Takem from The Guardian, UK, Friday September 29, 2006
They could tolerate his folk singing and his exorcisms, but Emmanuel Milingo's advocacy of clerical marriage was too much for the Vatican to bear, writes John Hooper
At a time when the Roman Catholic church, like other traditional Christian denominations, needs all the believers it can get, the Vatican does not turn lightly to excommunication. Yet earlier this week Pope Benedict decided the time had come to throw bell, book and candle at one of the most trying members of his flock - not just any rebel Catholic, but an archbishop, no less.
Emmanuel Milingo, once the archbishop of Lusaka in Zambia, has been in and out of trouble for more than 20 years now. In 1983, he was hauled to Rome because of concern over his ministry, which had aspects the Vatican felt were uncomfortably close to faith healing.
Milingo was given a post in one of the Vatican's less important pontifical ministries with the hope that he would gradually become accustomed to a life of comfortable irrelevance in Italy's beautiful capital. Instead, he was rarely out of the news for long.
A gifted singer, he released a recording of African folk songs. Then he made waves by endorsing the claims of an African nun who said she regularly saw the face of Jesus.
All the time, he was building up a solid following within Italy. Thousands of people showed up for his monthly masses at a former warehouse on the outskirts of Milan - ceremonies at which he performed exorcisms in which the faithful writhed and shouted. In 1996, when the archbishop of Milan told him to stop, more than 4,500 people signed a petition calling for the ban to be lifted.
Finally, in 2001, came the biggest scandal of all when Milingo disappeared and resurfaced in New York, where he was married to a South Korean acupuncturist chosen for him by the Reverend Sun Myung Moon of the Unification Church. Responding to an appeal from Pope John Paul II, he later renounced his marriage and returned.
Until June, the Vatican's Milingo problem seemed to have resolved itself.
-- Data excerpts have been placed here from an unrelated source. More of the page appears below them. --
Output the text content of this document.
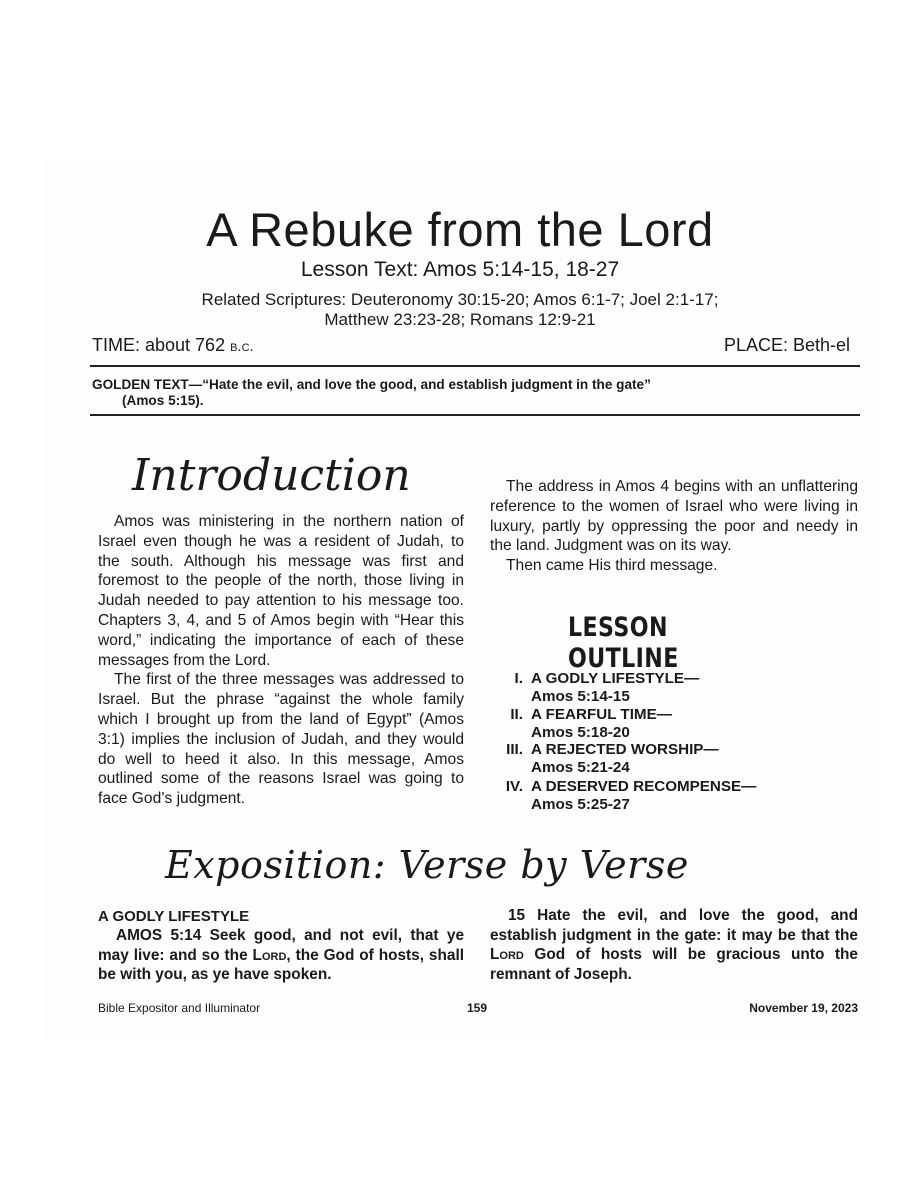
A Rebuke from the Lord
Lesson Text: Amos 5:14-15, 18-27
Related Scriptures: Deuteronomy 30:15-20; Amos 6:1-7; Joel 2:1-17;
Matthew 23:23-28; Romans 12:9-21
TIME: about 762 b.c.	PLACE: Beth-el
GOLDEN TEXT—“Hate the evil, and love the good, and establish judgment in the gate”
(Amos 5:15).
Introduction

Amos was ministering in the northern nation of Israel even though he was a resident of Judah, to the south. Although his message was first and foremost to the people of the north, those living in Judah needed to pay attention to his message too. Chapters 3, 4, and 5 of Amos begin with “Hear this word,” indicating the importance of each of these messages from the Lord.

The first of the three messages was addressed to Israel. But the phrase “against the whole family which I brought up from the land of Egypt” (Amos 3:1) implies the inclusion of Judah, and they would do well to heed it also. In this message, Amos outlined some of the reasons Israel was going to face God’s judgment.

The address in Amos 4 begins with an unflattering reference to the women of Israel who were living in luxury, partly by oppressing the poor and needy in the land. Judgment was on its way.

Then came His third message.

LESSON OUTLINE
I. A GODLY LIFESTYLE—
Amos 5:14-15
II. A FEARFUL TIME—
Amos 5:18-20
III. A REJECTED WORSHIP—
Amos 5:21-24
IV. A DESERVED RECOMPENSE—
Amos 5:25-27
Exposition: Verse by Verse
A GODLY LIFESTYLE
AMOS 5:14 Seek good, and not evil, that ye may live: and so the Lord, the God of hosts, shall be with you, as ye have spoken.
15 Hate the evil, and love the good, and establish judgment in the gate: it may be that the Lord God of hosts will be gracious unto the remnant of Joseph.
Bible Expositor and Illuminator	159	November 19, 2023
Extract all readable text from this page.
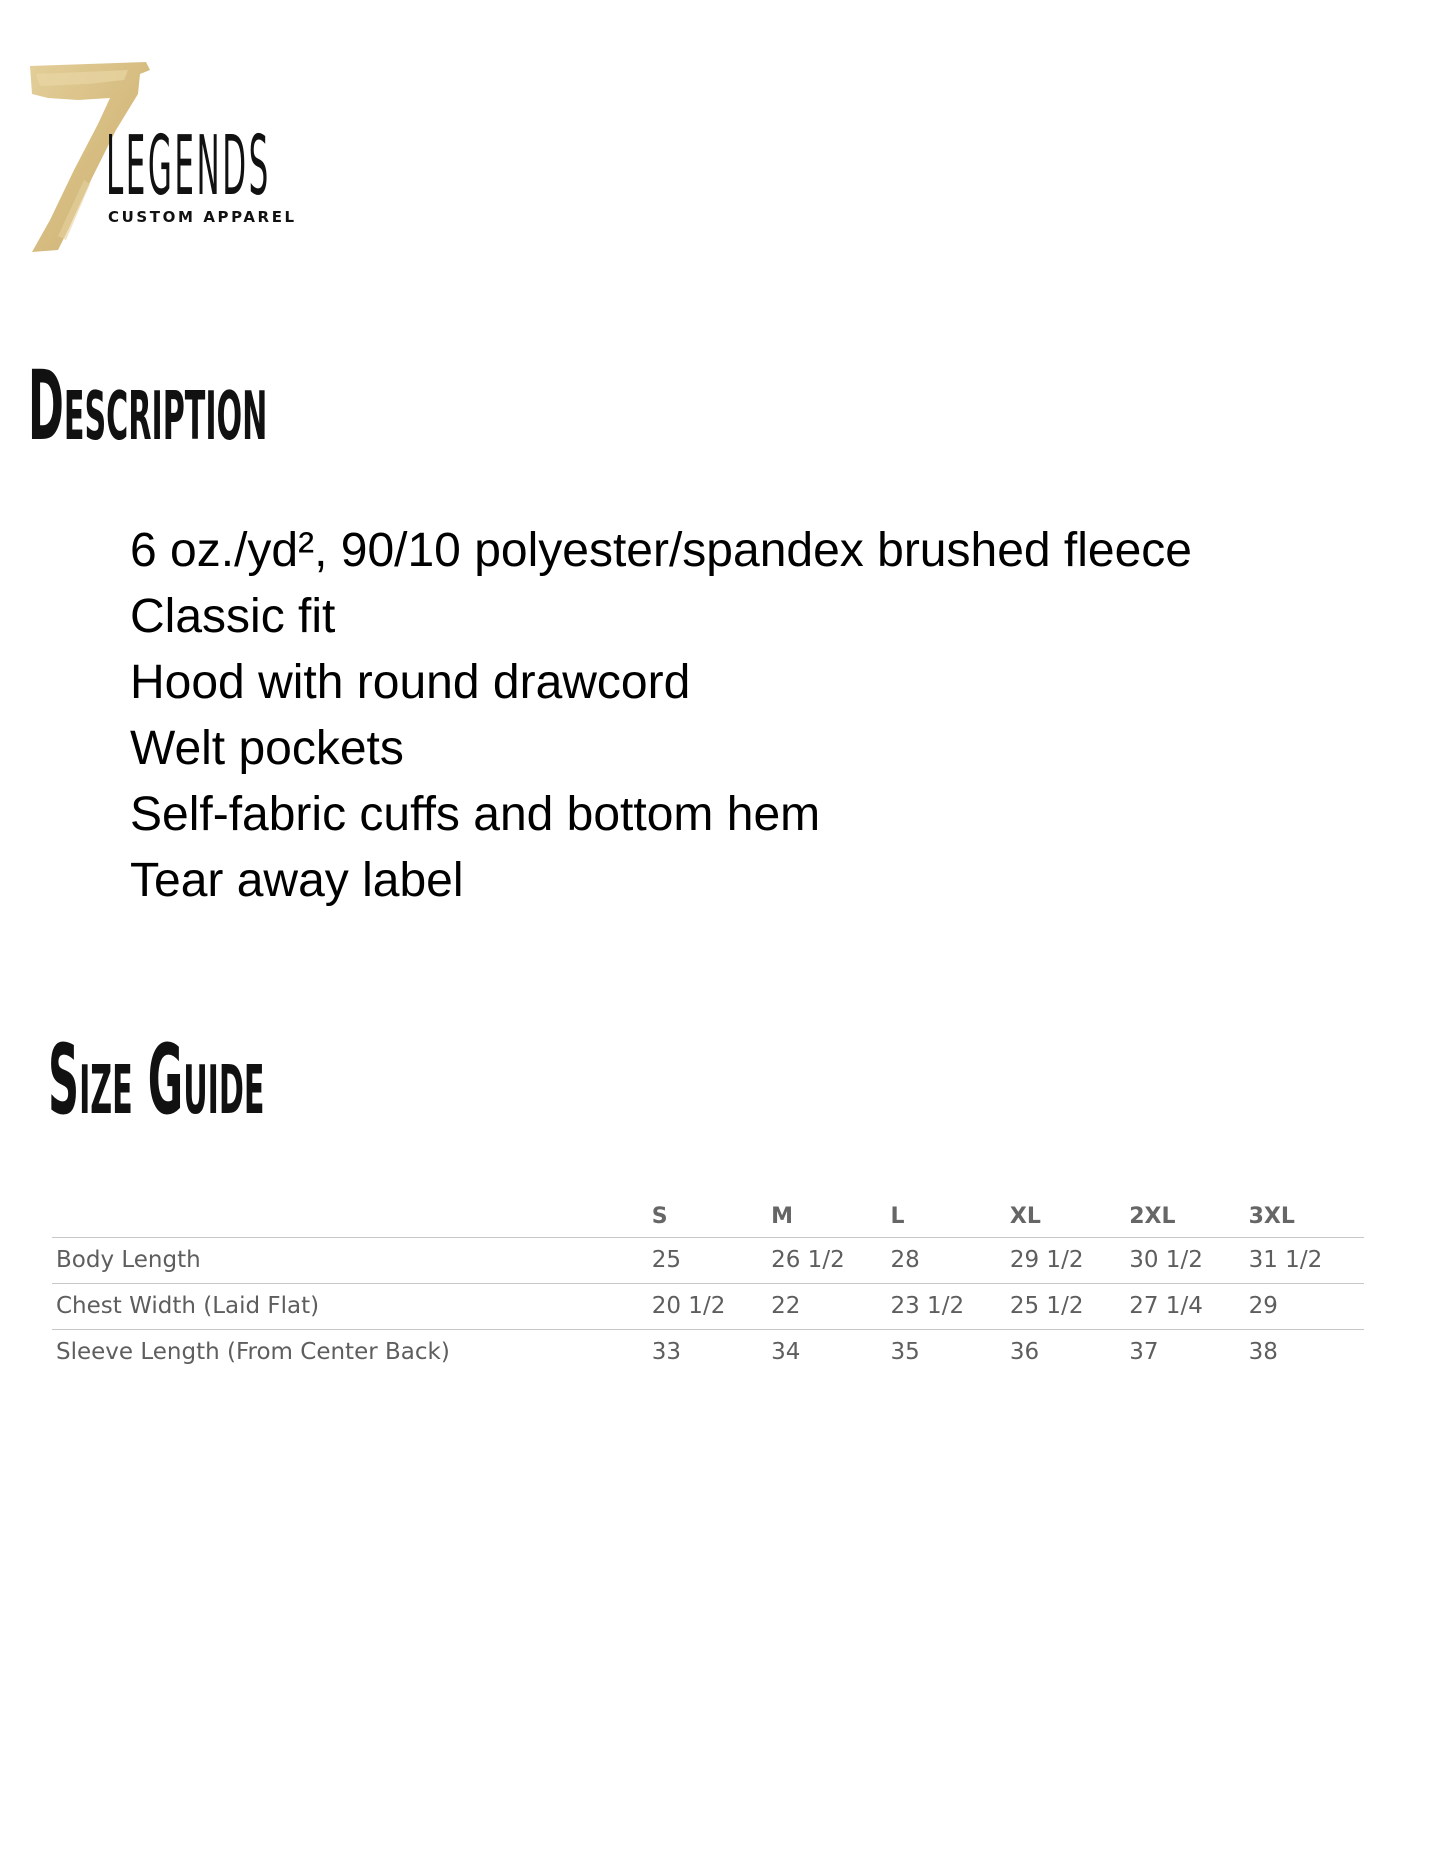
LEGENDS
CUSTOM APPAREL
Description
6 oz./yd², 90/10 polyester/spandex brushed fleece
Classic fit
Hood with round drawcord
Welt pockets
Self-fabric cuffs and bottom hem
Tear away label
Size Guide
	S	M	L	XL	2XL	3XL
Body Length	25	26 1/2	28	29 1/2	30 1/2	31 1/2
Chest Width (Laid Flat)	20 1/2	22	23 1/2	25 1/2	27 1/4	29
Sleeve Length (From Center Back)	33	34	35	36	37	38
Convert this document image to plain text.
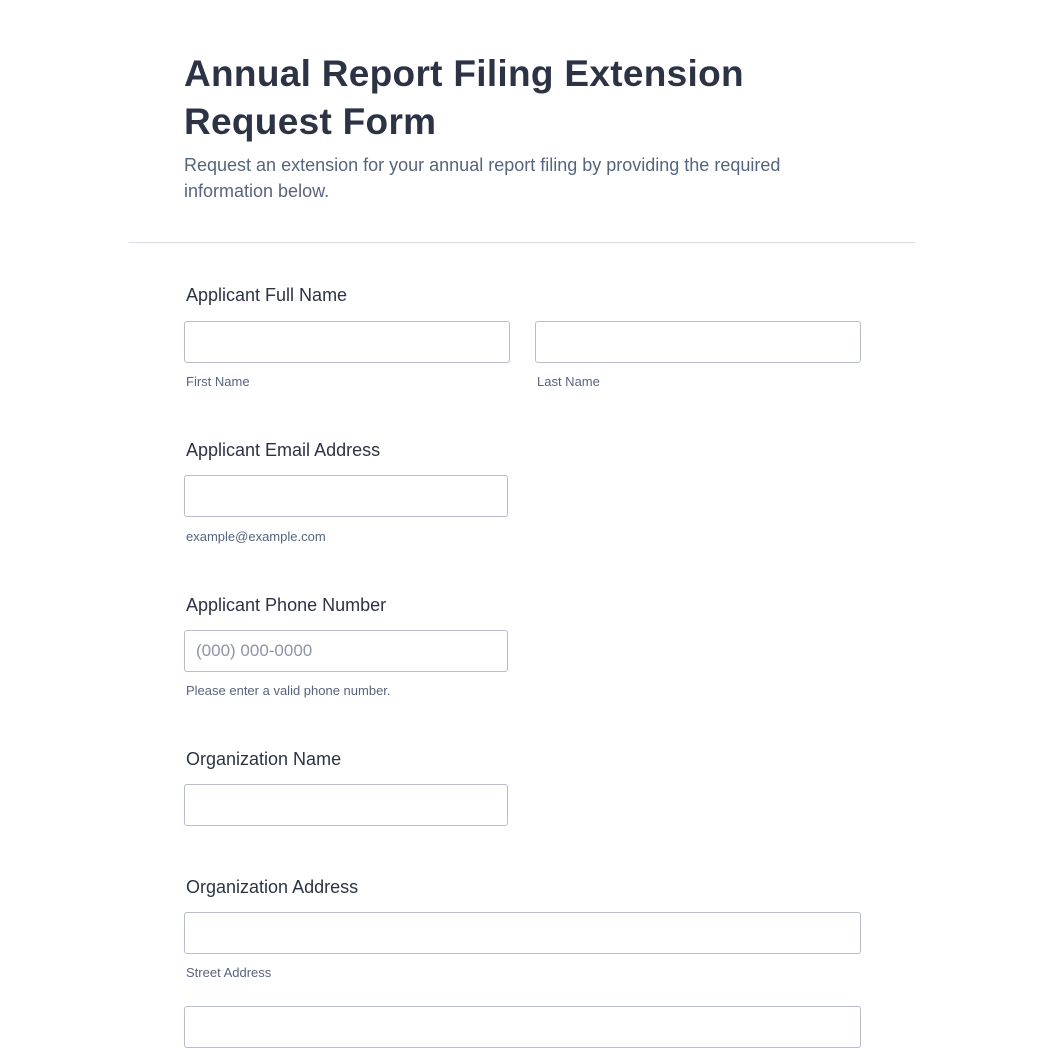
Annual Report Filing Extension Request Form

Request an extension for your annual report filing by providing the required information below.

Applicant Full Name

First Name	Last Name

Applicant Email Address

example@example.com

Applicant Phone Number

(000) 000-0000

Please enter a valid phone number.

Organization Name

Organization Address

Street Address
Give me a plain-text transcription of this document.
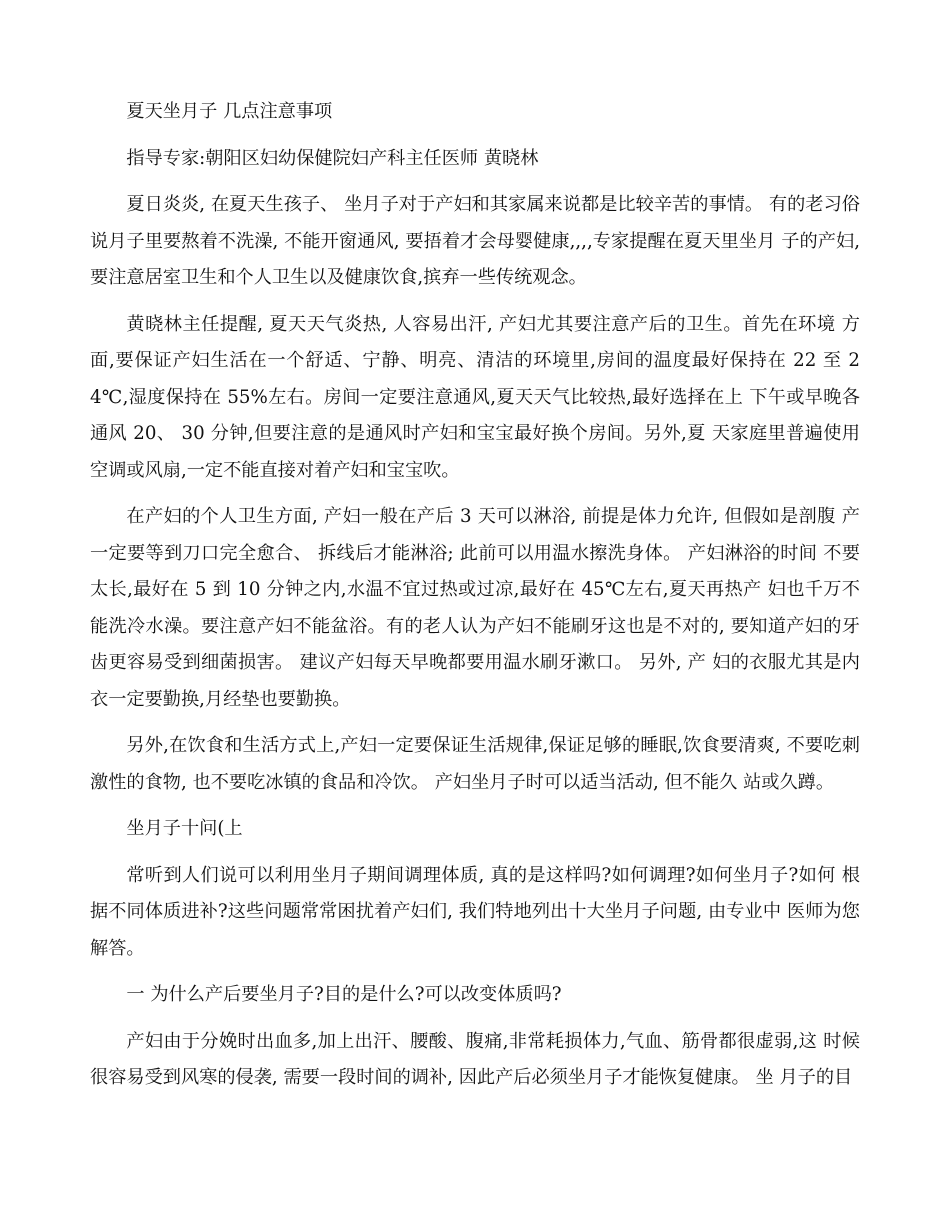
夏天坐月子 几点注意事项

指导专家:朝阳区妇幼保健院妇产科主任医师 黄晓林

夏日炎炎, 在夏天生孩子、 坐月子对于产妇和其家属来说都是比较辛苦的事情。 有的老习俗说月子里要熬着不洗澡, 不能开窗通风, 要捂着才会母婴健康,,,,专家提醒在夏天里坐月 子的产妇,要注意居室卫生和个人卫生以及健康饮食,摈弃一些传统观念。

黄晓林主任提醒, 夏天天气炎热, 人容易出汗, 产妇尤其要注意产后的卫生。首先在环境 方面,要保证产妇生活在一个舒适、宁静、明亮、清洁的环境里,房间的温度最好保持在 22 至 24℃,湿度保持在 55%左右。房间一定要注意通风,夏天天气比较热,最好选择在上 下午或早晚各通风 20、 30 分钟,但要注意的是通风时产妇和宝宝最好换个房间。另外,夏 天家庭里普遍使用空调或风扇,一定不能直接对着产妇和宝宝吹。

在产妇的个人卫生方面, 产妇一般在产后 3 天可以淋浴, 前提是体力允许, 但假如是剖腹 产一定要等到刀口完全愈合、 拆线后才能淋浴; 此前可以用温水擦洗身体。 产妇淋浴的时间 不要太长,最好在 5 到 10 分钟之内,水温不宜过热或过凉,最好在 45℃左右,夏天再热产 妇也千万不能洗冷水澡。要注意产妇不能盆浴。有的老人认为产妇不能刷牙这也是不对的, 要知道产妇的牙齿更容易受到细菌损害。 建议产妇每天早晚都要用温水刷牙漱口。 另外, 产 妇的衣服尤其是内衣一定要勤换,月经垫也要勤换。

另外,在饮食和生活方式上,产妇一定要保证生活规律,保证足够的睡眠,饮食要清爽, 不要吃刺激性的食物, 也不要吃冰镇的食品和冷饮。 产妇坐月子时可以适当活动, 但不能久 站或久蹲。

坐月子十问(上

常听到人们说可以利用坐月子期间调理体质, 真的是这样吗?如何调理?如何坐月子?如何 根据不同体质进补?这些问题常常困扰着产妇们, 我们特地列出十大坐月子问题, 由专业中 医师为您解答。

一 为什么产后要坐月子?目的是什么?可以改变体质吗?

产妇由于分娩时出血多,加上出汗、腰酸、腹痛,非常耗损体力,气血、筋骨都很虚弱,这 时候很容易受到风寒的侵袭, 需要一段时间的调补, 因此产后必须坐月子才能恢复健康。 坐 月子的目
The 76-year-old prelate lived quietly at a convent near Rome and the only tremor of concern arose with a report that he was considering acting as advisor for the film of Dan Brown's book on the Vatican, Angels and Demons.
But then he disappeared again - and again reappeared in the US, this time to announce that he was founding a movement called "Married Priests Now!" Two months later, he 'ordained' four married bishops, and the patience of the Roman Catholic hierarchy snapped.
The most common view of Milingo is as an amusing eccentric. And, indeed, his erratic behaviour has scarcely won him much credibility.
A psychotherapist in northern Italy who treated him was quoted this week by a Milan newspaper as saying that, when the then archbishop visited him two months before his flight to the US, he appeared seriously disturbed. Giorgio Gagliardi told Il Giorno that Milingo talked to him in "disconnected words and phrases", some of which appeared to relate to a previous encounter.
However, the excommunicated prelate's antics are embarrassing for the Vatican in much deeper ways that is generally recognised. His early activities underlined the modern Roman Catholic church's discomfort over such issues as exorcism.
It fully believes in possession by spirits and every diocese has an exorcist whose job is to drive them out. Yet, in western Europe and North America at least, it does not exactly draw attention to their activities for fear of seeming risibly archaic.
But more recently Milingo's activities have pressed on what is perhaps the most sensitive spot of all - priestly celibacy. The Vatican's insistence on forbidding its priests from marrying is costing it dear.
At a press conference following his ordination Milingo claimed there were 150,000 men around the world who would become priests if only they did not have to be celibate. That may be an exaggeration, but there is no question that the ban on married priests is the single biggest reason why the Roman Catholic church has a dwindling, ageing clergy.
The problem, as the former archbishop will himself know from experience, is particularly acute in Africa where, in many societies, an unmarried man suffers from a drastic loss of status and credibility. Of late, with the admission to holy orders of married Anglican and Episcopalian priests, the Vatican's position has become all the more difficult to understand for many believers, some of whom will have no doubt puzzled over St Paul's first letter to Timothy and its counsel that "a Church leader ... must have only one wife".